Hier finden Sie Informationen über die diesjährigen Fachvorträge.


Frau Dr. med. Sabine Gleich
Institut für Rechtsmedizin der Universität München

Polypharmazie wird definiert als regelmäßige Einnahme von täglich mindestens fünf Arzneistoffen. Das trifft nach aktuellen Daten für 75% der deutschen Bevölkerung mit einem Alter von mehr als 65 Jahren zu. Wesentliche Ursachen sind die Multimorbidität alter Menschen und das Verordnen von Medikamenten nach den Leitlinien der medizinischen Fachgesellschaften durch behandelnde Ärzte.
Polypharmazie hat Konsequenzen: rund 50.000 Patienten werden Hochrechnungen zufolge jährlich in Deutschland durch unerwünschte Arzneimittelwirkungen (UAW) dauerhaft geschädigt oder sterben. Zudem sollen etwa 1,5 Prozent aller Klinikeinweisungen im Zusammenhang mit UAW stehen.
Im Vortrag werden Ursachen und Risikofaktoren von Seiten der Patienten für das Auftreten einer Polypharmazie dargestellt. Diskutiert werden die aus verschiedenen Gründen unterschiedlichen Folgen von Pharmakotherapien, dargestellt klinisch relevante Interaktionen und bestehende Kontraindikationen bei ausgewählten Medikamentenkombinationen. Praktisch erläutert wird dies an Ergebnissen einer derzeit am Institut für Rechtsmedizin der Universität München laufenden Studie zur Medikamententherapie in stationären Pflegeeinrichtungen. Diese Ergebnisse können in wesentlichen Punkten auf die ältere, zu Hause lebende, ggf. auch autofahrende Bevölkerung übertragen werden.

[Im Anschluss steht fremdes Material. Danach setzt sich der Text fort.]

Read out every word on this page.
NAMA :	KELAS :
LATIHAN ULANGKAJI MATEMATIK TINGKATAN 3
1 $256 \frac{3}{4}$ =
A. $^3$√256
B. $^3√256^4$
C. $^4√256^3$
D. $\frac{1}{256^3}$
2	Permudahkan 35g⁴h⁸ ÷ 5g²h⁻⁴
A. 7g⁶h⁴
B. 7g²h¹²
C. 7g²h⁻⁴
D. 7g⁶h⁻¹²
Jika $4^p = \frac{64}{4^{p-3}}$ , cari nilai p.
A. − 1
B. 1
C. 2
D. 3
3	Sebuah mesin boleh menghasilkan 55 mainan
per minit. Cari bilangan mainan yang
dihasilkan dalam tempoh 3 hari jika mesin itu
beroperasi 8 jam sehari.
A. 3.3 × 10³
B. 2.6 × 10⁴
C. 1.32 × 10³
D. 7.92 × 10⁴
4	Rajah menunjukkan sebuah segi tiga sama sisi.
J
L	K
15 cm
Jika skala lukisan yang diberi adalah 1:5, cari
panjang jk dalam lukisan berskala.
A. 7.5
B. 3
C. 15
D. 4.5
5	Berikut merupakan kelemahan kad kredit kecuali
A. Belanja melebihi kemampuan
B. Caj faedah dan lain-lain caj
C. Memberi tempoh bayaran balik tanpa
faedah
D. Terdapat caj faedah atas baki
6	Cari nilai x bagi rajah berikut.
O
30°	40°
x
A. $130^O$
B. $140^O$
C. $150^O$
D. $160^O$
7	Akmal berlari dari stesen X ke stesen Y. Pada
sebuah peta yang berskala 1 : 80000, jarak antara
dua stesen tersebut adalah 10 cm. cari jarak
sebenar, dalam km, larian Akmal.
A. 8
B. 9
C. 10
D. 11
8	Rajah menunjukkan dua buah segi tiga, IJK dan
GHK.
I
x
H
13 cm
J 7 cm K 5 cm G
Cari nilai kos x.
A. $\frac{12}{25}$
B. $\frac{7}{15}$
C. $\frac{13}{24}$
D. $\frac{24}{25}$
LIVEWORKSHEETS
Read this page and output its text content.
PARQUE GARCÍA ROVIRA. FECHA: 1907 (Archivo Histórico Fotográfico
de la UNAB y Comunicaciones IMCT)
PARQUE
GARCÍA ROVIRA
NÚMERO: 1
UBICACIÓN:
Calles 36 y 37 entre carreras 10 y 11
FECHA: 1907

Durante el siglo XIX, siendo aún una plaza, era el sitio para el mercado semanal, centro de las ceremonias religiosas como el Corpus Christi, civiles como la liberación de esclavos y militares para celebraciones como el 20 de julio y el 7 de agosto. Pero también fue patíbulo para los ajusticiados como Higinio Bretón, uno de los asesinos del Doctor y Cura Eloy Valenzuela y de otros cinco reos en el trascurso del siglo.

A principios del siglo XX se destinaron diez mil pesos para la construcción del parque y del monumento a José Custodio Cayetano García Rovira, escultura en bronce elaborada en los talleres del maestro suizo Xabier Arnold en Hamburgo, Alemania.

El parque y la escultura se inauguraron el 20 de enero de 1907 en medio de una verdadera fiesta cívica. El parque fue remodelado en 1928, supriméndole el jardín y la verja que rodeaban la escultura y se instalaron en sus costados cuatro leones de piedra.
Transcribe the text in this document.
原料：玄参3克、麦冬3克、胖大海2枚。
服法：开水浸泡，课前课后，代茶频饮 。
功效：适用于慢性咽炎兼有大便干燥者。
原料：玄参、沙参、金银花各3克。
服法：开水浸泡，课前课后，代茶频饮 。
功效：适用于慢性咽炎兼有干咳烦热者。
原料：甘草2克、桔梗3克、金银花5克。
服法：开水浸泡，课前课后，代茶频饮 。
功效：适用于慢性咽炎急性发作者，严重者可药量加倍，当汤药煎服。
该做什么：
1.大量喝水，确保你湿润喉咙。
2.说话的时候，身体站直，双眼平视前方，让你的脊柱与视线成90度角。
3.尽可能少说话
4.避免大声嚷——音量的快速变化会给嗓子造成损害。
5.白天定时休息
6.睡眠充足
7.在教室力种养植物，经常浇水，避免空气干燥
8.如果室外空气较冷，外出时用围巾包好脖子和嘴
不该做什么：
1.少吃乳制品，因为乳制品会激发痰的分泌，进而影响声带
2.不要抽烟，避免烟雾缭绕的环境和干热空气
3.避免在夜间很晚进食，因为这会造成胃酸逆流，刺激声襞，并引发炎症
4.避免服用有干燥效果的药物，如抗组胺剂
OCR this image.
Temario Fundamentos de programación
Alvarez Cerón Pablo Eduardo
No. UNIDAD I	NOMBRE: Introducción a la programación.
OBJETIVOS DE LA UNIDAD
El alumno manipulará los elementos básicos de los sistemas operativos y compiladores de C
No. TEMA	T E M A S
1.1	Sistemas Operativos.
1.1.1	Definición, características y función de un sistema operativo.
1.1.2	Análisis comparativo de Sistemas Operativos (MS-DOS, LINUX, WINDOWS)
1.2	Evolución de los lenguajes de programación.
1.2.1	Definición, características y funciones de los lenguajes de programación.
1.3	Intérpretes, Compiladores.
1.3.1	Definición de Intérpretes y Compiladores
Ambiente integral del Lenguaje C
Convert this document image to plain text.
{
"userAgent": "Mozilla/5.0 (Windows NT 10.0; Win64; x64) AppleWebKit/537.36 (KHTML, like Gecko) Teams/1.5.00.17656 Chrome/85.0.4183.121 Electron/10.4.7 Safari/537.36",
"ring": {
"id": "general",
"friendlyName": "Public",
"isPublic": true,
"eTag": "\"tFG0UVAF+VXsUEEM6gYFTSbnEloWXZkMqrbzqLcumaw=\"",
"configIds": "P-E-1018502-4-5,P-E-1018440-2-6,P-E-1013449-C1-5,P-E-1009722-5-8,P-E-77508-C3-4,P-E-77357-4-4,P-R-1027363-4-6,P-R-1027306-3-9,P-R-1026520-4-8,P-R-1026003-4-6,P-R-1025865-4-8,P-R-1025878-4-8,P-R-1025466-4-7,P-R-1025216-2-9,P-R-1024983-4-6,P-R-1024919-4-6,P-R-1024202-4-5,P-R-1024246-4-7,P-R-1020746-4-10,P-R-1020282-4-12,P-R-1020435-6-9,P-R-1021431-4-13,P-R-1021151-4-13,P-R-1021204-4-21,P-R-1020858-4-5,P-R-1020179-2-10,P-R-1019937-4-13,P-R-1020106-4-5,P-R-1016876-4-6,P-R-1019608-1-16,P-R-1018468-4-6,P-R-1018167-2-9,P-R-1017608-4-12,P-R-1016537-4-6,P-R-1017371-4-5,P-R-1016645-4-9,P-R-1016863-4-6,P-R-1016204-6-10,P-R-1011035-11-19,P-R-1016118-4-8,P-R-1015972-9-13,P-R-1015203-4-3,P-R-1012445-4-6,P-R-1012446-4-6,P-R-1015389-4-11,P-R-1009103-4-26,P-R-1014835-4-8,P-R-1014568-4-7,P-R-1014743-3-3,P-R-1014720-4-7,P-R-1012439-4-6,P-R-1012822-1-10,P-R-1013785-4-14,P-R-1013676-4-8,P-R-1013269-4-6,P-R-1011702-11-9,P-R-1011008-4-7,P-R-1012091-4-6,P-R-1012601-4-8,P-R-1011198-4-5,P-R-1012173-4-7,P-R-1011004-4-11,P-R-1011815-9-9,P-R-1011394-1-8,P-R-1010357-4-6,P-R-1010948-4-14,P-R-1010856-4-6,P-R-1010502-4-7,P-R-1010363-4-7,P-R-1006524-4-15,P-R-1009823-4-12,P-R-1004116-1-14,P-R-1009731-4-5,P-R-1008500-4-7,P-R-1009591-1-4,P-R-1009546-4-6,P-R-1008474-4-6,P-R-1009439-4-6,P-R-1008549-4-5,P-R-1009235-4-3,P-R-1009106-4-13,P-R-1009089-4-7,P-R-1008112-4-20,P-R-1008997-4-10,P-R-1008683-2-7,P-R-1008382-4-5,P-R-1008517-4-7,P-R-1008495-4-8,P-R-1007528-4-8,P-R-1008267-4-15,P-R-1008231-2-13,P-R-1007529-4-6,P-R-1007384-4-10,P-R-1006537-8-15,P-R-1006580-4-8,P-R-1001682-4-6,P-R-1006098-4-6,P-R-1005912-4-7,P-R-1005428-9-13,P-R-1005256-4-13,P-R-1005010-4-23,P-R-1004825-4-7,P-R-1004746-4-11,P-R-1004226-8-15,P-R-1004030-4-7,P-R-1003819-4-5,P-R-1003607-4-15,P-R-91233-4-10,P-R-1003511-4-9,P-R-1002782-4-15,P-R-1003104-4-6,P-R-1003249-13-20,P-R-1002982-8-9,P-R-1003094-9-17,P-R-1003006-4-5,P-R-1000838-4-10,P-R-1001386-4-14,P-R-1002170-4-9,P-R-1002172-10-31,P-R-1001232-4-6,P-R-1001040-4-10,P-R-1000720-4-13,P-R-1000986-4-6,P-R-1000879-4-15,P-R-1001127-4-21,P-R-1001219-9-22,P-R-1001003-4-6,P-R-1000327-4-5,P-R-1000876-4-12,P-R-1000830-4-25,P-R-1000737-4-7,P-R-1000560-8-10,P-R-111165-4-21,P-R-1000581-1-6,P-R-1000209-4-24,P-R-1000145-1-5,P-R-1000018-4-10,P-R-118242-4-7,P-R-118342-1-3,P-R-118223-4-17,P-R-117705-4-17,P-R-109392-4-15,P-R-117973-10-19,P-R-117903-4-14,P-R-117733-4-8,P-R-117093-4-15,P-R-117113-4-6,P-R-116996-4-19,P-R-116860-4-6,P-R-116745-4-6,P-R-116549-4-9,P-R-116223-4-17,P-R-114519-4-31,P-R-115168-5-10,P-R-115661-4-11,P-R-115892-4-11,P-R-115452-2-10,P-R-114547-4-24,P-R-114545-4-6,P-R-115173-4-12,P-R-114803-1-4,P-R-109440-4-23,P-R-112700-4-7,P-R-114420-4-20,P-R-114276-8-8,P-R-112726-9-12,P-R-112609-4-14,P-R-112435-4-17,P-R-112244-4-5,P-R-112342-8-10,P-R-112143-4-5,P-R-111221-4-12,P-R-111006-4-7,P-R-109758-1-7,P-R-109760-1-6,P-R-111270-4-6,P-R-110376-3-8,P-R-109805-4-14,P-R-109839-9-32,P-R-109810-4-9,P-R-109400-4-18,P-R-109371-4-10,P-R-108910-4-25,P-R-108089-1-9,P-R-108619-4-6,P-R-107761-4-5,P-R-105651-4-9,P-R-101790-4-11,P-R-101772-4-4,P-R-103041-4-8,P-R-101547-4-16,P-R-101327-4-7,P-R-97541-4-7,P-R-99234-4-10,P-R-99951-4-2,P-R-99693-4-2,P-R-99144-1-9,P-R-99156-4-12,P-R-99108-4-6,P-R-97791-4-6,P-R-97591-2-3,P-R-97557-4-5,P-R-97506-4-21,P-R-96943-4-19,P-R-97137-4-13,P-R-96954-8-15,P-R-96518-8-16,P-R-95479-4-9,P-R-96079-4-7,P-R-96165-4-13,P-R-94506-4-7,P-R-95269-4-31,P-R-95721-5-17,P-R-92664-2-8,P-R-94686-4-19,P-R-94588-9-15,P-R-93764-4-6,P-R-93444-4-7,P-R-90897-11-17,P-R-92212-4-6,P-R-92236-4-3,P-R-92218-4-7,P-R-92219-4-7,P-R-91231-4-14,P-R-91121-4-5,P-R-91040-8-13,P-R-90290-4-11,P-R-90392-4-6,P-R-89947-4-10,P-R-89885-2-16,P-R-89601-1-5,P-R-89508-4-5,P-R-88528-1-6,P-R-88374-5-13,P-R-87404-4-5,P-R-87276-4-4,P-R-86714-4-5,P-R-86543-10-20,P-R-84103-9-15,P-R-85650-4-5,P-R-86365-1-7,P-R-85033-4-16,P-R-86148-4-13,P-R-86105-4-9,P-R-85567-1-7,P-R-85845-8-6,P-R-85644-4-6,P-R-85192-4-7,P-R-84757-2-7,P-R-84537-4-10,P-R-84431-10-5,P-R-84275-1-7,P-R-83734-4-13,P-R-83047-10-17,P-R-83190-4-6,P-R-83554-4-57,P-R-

Es existieren fachliche Empfehlungen, die den behandelnden Ärzten eine risikobasierte Unterstützung bei der Auswahl für alte Menschen geeigneter Medikamente geben und einen Beitrag zur Vermeidung von Polypharmazie leisten können.
Zusammenfassend ist die Beurteilung der Medikation eines alten Menschen und deren mögliche klinische Auswirkung vielschichtig und immer eine Einzelfallbetrachtung notwendig. Polypharmazie hat Auswirkungen nicht nur auf die Betrofffenen, bei der Verordnung von Medikamenten besteht eine große ärztliche Verantwortung, nicht zuletzt können rechtliche Konsequenzen für den behandelnden Arzt resultieren.